Der Himmel ist blau, und viele bunte Luftballons steigen in die Höhe – ein schönes Foto gelang am 20. Mai auf dem Marktplatz der Lutherstadt Wittenberg, als dort bei herrlichem Wetter die „Weltausstellung Reformation“ eröffnet wurde. Ein Foto wie gemacht für gute Nachrichten. Es ziert aktuell den Titel der diesjährigen Statistikbroschüre der EKD, und das passt, denn diesmal waren keine schlechten Zahlen zu verstecken oder zu verschleiern wie im Vorjahr (siehe zz 2016/9).

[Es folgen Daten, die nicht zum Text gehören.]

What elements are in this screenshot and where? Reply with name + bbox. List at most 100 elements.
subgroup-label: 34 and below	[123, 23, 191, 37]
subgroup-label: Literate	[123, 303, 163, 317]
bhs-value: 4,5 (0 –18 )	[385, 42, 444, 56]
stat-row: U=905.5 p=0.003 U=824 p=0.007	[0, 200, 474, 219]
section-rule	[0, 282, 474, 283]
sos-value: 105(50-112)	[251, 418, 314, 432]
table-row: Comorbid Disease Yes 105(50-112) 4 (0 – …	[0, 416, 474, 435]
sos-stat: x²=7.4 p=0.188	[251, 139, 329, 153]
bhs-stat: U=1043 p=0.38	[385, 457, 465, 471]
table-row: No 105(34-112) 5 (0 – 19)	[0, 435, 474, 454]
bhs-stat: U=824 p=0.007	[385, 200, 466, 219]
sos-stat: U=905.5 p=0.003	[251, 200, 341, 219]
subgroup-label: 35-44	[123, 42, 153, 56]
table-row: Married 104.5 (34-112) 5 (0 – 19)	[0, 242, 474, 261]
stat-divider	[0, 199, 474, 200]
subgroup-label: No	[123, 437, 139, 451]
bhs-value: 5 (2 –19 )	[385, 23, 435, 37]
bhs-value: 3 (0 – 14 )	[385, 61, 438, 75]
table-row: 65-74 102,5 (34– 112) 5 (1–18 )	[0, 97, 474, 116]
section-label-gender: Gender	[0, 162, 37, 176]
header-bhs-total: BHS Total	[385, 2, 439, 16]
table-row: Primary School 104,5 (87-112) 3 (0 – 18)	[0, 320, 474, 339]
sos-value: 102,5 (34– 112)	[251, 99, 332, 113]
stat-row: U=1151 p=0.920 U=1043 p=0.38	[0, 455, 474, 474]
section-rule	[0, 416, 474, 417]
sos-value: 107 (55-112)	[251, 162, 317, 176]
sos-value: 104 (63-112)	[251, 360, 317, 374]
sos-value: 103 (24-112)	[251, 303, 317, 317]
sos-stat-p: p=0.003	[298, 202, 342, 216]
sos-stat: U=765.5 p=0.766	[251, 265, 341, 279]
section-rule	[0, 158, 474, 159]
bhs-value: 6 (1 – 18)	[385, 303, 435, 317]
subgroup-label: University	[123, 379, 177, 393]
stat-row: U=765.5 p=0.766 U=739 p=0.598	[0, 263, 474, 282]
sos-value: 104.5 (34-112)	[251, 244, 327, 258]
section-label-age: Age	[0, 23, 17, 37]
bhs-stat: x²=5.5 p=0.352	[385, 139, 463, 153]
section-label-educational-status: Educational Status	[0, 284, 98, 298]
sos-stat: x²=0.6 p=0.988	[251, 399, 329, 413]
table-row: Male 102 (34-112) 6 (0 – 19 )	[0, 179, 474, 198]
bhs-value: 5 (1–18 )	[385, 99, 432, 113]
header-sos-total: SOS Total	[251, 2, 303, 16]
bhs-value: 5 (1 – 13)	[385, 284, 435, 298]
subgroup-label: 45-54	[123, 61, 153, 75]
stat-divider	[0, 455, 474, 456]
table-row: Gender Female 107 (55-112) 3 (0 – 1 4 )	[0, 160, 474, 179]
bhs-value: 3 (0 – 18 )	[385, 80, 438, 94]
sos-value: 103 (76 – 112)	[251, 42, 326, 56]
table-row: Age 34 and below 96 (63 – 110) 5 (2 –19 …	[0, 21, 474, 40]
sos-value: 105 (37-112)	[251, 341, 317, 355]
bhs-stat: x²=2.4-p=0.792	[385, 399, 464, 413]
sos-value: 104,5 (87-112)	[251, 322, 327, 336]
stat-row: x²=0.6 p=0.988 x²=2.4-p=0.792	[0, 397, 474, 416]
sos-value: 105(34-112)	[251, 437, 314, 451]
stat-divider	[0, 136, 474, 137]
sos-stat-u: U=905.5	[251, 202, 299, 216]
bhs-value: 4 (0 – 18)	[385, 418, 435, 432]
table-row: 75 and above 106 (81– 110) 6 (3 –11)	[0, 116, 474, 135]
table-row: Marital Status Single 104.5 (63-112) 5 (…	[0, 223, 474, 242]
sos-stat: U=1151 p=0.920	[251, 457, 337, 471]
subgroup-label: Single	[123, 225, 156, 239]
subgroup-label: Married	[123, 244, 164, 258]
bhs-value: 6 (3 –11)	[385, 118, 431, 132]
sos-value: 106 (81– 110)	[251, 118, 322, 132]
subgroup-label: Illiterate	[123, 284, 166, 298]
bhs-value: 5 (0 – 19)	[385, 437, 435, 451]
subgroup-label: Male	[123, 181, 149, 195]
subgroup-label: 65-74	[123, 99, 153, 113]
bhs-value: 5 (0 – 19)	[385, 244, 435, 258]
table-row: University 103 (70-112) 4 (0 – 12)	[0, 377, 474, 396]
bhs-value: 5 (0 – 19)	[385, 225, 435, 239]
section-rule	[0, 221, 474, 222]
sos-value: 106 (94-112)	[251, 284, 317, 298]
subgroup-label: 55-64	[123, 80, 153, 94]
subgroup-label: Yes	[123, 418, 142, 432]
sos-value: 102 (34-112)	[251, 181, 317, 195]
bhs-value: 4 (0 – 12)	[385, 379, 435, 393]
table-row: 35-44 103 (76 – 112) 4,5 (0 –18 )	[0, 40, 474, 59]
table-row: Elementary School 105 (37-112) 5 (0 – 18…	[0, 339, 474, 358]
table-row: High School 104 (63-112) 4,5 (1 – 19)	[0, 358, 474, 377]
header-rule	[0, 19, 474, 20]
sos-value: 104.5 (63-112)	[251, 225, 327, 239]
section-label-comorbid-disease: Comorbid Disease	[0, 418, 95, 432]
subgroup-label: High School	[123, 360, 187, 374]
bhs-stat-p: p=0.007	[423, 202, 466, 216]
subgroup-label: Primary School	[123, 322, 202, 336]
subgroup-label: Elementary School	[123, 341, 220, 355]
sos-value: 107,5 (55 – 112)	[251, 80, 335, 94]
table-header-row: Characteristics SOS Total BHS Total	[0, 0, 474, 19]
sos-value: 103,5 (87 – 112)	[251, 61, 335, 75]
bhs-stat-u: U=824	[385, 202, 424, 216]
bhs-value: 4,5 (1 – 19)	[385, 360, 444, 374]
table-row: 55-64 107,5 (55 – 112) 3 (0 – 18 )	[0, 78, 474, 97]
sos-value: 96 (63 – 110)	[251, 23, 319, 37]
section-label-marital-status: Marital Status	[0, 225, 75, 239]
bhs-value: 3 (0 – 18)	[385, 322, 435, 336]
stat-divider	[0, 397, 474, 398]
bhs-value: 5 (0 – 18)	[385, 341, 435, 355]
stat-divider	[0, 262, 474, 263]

Im Gegenteil: Die Zahl der evangelischen Kirchenaustritte ist signifikant zurückgegangen: Von 211.264 im Jahr 2015 auf 190.000 im Jahr 2016. Ein Rückgang um etwa zehn Prozent. Wie kommt’s? Steht Deutschland vor einer Erweckungsbewegung? Das wäre im Jahr des Reformationsjubiläums eine schöne Nachricht.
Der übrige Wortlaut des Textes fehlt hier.